Breast Cancer Res Treat. 2007 May;102(3):283-8. doi: 10.1007/s10549-006-9330-9. Epub 2006 Oct 25.
The aim was to prove the low identification rate of sentinel lymph node biopsy (SNB) and to determine the feasibility of replacing axillary lymph node dissection (AND) in axillary lymph node positive patients after chemotherapy.
From October 2001 to July 2005, 875 consecutive patients with primary operable breast cancer underwent SNB and AND. Among them, 238 received pre-operative chemotherapy. We compared the identification rate, false negative rate (FNR), negative predictive value (NPV), and accuracy of SNB in clinically node-positive patients with or without chemotherapy.

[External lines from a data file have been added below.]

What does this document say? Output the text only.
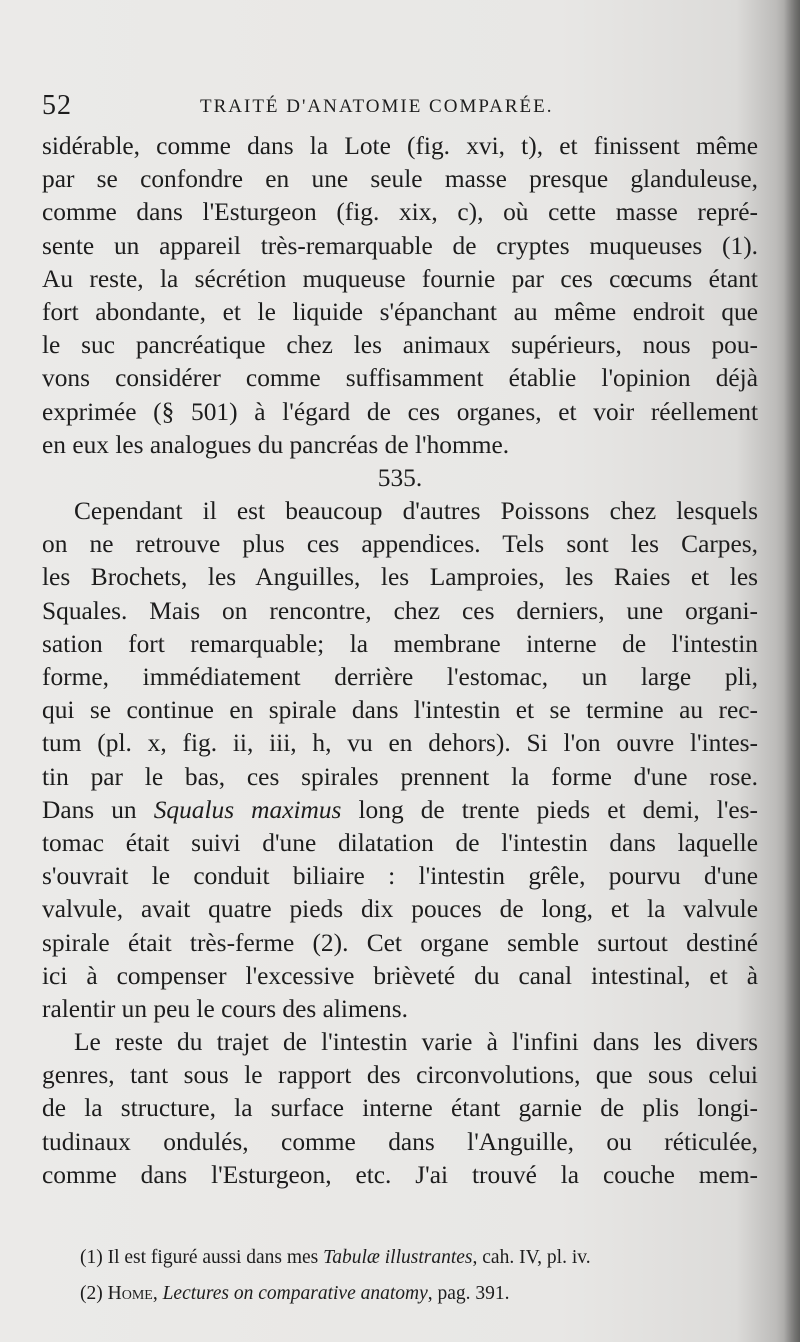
52	TRAITÉ D'ANATOMIE COMPARÉE.
sidérable, comme dans la Lote (fig. xvi, t), et finissent même
par se confondre en une seule masse presque glanduleuse,
comme dans l'Esturgeon (fig. xix, c), où cette masse repré-
sente un appareil très-remarquable de cryptes muqueuses (1).
Au reste, la sécrétion muqueuse fournie par ces cœcums étant
fort abondante, et le liquide s'épanchant au même endroit que
le suc pancréatique chez les animaux supérieurs, nous pou-
vons considérer comme suffisamment établie l'opinion déjà
exprimée (§ 501) à l'égard de ces organes, et voir réellement
en eux les analogues du pancréas de l'homme.
535.
Cependant il est beaucoup d'autres Poissons chez lesquels
on ne retrouve plus ces appendices. Tels sont les Carpes,
les Brochets, les Anguilles, les Lamproies, les Raies et les
Squales. Mais on rencontre, chez ces derniers, une organi-
sation fort remarquable; la membrane interne de l'intestin
forme, immédiatement derrière l'estomac, un large pli,
qui se continue en spirale dans l'intestin et se termine au rec-
tum (pl. x, fig. ii, iii, h, vu en dehors). Si l'on ouvre l'intes-
tin par le bas, ces spirales prennent la forme d'une rose.
Dans un Squalus maximus long de trente pieds et demi, l'es-
tomac était suivi d'une dilatation de l'intestin dans laquelle
s'ouvrait le conduit biliaire : l'intestin grêle, pourvu d'une
valvule, avait quatre pieds dix pouces de long, et la valvule
spirale était très-ferme (2). Cet organe semble surtout destiné
ici à compenser l'excessive brièveté du canal intestinal, et à
ralentir un peu le cours des alimens.
Le reste du trajet de l'intestin varie à l'infini dans les divers
genres, tant sous le rapport des circonvolutions, que sous celui
de la structure, la surface interne étant garnie de plis longi-
tudinaux ondulés, comme dans l'Anguille, ou réticulée,
comme dans l'Esturgeon, etc. J'ai trouvé la couche mem-
(1) Il est figuré aussi dans mes Tabulæ illustrantes, cah. IV, pl. iv.
(2) Home, Lectures on comparative anatomy, pag. 391.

The identification rate was significantly lower in patients received chemotherapy (77.6%) than in those not received it (97.0%) (P<0.001). In those received the therapy, the FNR was 5.6%, the NPV was 86.8%, and the accuracy was 95.9%. In those not received therapy, the FNR was 7.4% and the accuracy was 92.6% (differences not statistically significant).
The identification rate in confirmed axillary lymph node-positive patients was significantly lower in patients received pre-operative chemotherapy, but accuracy did not differ significantly between the two groups. Thus, for patients who achieve complete axillary clearance by chemotherapy, SNB could replace AND.
目的是证明前哨淋巴结活检(SNB)的低识别率,并确定在化疗后腋窝淋巴结阳性患者中替代腋窝淋巴结清扫术(AND)的可行性。
2001年10月至2005年7月,875例连续的原发性可手术乳腺癌患者接受了SNB和AND。其中,238例接受了术前化疗。我们比较了接受或未接受化疗的临床淋巴结阳性患者中SNB的识别率、假阴性率(FNR)、阴性预测值(NPV)和准确性。
接受化疗的患者识别率(77.6%)显著低于未接受化疗的患者(97.0%)(P<0.001)。接受治疗的患者中,FNR为5.6%,NPV为86.8%,准确性为95.9%。未接受治疗的患者中,FNR为7.4%,准确性为92.6%(差异无统计学意义)。
接受术前化疗的确诊腋窝淋巴结阳性患者的识别率显著较低,但两组之间的准确性无显著差异。因此,对于通过化疗实现腋窝完全清除的患者,SNB可以替代AND。